A landmark house in Manhattan preserved as a museum to New York’s 19th-century history has revealed an even more intriguing secret: its previously unknown status as a refuge for people who escaped slavery before and during the civil war.
The Merchant’s House Museum’s link to the Underground Railroad, a network of abolitionists who secured the safe passage of enslaved people to freedom, was discovered when archaeologists looked beneath the drawers of a built-in dresser in the wall of a hallway leading to bedrooms on the building’s second floor.
They found a small rectangular opening cut into the floorboards, an enclosed space about 2ft by 2ft, and a ladder leading to the ground floor.

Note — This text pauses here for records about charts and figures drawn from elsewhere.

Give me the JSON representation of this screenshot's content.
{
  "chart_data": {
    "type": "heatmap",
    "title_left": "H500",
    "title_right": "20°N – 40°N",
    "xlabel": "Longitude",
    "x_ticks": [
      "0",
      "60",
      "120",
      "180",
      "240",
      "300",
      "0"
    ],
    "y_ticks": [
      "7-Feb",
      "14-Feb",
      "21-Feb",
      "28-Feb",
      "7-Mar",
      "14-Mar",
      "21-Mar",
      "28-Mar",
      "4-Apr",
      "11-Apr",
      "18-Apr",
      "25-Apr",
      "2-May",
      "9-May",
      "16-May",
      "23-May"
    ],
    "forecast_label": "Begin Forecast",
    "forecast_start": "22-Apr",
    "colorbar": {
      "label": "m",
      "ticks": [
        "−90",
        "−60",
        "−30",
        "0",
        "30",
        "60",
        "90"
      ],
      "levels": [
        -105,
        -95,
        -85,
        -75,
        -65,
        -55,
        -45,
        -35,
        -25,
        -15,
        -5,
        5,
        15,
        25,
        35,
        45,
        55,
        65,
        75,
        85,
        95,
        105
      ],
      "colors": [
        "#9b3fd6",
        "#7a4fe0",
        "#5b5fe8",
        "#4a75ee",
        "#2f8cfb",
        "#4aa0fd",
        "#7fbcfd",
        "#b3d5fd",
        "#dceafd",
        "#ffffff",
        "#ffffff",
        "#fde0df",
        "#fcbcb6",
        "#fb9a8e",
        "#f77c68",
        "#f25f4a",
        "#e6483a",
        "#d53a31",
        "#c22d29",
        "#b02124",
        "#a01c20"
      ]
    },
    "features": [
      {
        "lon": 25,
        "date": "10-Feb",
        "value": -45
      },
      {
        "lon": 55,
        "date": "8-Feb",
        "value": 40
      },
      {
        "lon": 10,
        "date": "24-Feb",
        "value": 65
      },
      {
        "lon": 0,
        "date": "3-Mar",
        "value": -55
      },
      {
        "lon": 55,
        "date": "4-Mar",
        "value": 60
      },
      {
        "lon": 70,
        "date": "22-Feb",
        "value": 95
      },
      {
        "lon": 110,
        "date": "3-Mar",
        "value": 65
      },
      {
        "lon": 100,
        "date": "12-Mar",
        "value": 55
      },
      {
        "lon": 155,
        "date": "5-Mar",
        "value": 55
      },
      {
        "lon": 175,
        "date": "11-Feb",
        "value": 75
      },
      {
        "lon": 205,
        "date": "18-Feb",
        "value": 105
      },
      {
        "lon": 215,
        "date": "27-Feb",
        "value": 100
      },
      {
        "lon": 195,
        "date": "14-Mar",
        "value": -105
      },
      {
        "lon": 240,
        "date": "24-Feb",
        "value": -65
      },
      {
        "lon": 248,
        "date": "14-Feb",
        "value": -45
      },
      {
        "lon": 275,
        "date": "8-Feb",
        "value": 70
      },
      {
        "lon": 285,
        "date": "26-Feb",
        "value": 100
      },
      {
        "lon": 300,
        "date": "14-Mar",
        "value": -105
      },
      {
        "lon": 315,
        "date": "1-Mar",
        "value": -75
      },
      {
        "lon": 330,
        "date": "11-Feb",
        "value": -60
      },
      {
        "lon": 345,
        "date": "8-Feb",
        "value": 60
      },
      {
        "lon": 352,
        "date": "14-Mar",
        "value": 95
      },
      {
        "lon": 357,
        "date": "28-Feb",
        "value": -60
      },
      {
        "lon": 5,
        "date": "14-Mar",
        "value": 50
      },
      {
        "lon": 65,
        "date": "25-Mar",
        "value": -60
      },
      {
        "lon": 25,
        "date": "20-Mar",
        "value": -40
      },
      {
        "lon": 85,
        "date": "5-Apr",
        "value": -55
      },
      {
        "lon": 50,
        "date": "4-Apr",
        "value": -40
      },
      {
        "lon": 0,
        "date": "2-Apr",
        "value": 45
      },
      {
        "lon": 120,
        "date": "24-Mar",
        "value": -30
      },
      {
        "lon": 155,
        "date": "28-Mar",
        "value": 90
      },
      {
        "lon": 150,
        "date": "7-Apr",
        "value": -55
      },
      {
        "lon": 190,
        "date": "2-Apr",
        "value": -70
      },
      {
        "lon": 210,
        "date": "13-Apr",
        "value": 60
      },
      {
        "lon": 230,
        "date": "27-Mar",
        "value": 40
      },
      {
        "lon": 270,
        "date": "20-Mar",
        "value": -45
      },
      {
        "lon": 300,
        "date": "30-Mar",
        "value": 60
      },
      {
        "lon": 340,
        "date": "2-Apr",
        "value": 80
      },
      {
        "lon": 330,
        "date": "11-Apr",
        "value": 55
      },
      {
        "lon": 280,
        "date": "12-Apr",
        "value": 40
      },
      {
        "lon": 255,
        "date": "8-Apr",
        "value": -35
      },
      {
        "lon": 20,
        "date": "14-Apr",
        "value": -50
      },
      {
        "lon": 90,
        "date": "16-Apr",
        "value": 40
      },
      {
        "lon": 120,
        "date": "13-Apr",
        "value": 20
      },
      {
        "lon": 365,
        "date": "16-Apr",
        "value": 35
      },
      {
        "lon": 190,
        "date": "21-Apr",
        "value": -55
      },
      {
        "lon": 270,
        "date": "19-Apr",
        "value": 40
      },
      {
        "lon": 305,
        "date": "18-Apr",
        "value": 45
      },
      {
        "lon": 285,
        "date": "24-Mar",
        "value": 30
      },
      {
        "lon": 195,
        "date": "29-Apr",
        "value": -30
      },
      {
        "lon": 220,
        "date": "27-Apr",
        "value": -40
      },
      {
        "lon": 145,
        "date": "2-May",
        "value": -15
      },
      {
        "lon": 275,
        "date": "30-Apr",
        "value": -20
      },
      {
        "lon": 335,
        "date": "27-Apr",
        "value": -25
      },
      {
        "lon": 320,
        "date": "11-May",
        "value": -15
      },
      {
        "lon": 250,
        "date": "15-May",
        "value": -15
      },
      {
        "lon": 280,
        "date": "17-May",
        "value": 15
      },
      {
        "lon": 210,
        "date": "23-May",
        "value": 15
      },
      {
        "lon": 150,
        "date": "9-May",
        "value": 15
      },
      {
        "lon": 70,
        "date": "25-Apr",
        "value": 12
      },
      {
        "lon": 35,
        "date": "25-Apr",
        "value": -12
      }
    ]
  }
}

Experts told NY1, which first reported the find, that it was an indication that the house, in Manhattan’s residential NoHo (north of Houston) neighborhood, was probably used as a “safe house” for enslaved people who had fled bondage in the south. They said the space and ladder would have provided an emergency hideout and quick escape.
In the run up to the civil war, gangs of slave hunters, assisted by sympathetic local residents and law enforcement, would seek bounties for capturing people who fled their enslavers authorized by the Fugitive Slave Act of 1850.
“We knew it was here, but didn’t really know what we were looking at,” Camille Czerkowicz, the museum’s curator, told the outlet.
Michael Hiller, a preservation attorney and professor at Pratt Institute, said it was the most remarkable discovery he had seen in more than 30 years. “This is a generational find. This is the most significant find in historic preservation in my career, and it’s very important that we preserve this,” he said.
Merchant’s House was built in 1832 by a tradesman called Joseph Brewster, and sold three years later to the Tredwell family, who lived there for a century until it became a museum after it was sold at auction.
Architectural historian Patrick Ciccone said the space would have been installed by Brewster, whom he said was almost certainly an abolitionist, and the extent to which the Tredwells were aware of it, or used it, was unclear.
“Being an abolitionist was incredibly rare among white New Yorkers, especially wealthy white New Yorkers,” he said. “[Brewster] was the builder of the house, and he was able to make these choices and design it.”
The building was recognized as a National Historic Landmark in 1966, a year after it became the first building designated in the borough of Manhattan under the Landmarks Preservation law. It was listed on the National Register of Historic Places in 1977.
More recently, it has suffered financial difficulties and faced a fight for its survival, not least from city-approved development plans for an eight-storey building on an adjacent vacant lot.
Christopher Marte, a New York councilman, said the building represented a crucial part of the city’s history.
“Many New Yorkers forget that we were part of the abolitionist movement, but this is physical evidence of what happened in the south [during] the civil war, and what’s happening today,” he told NY1.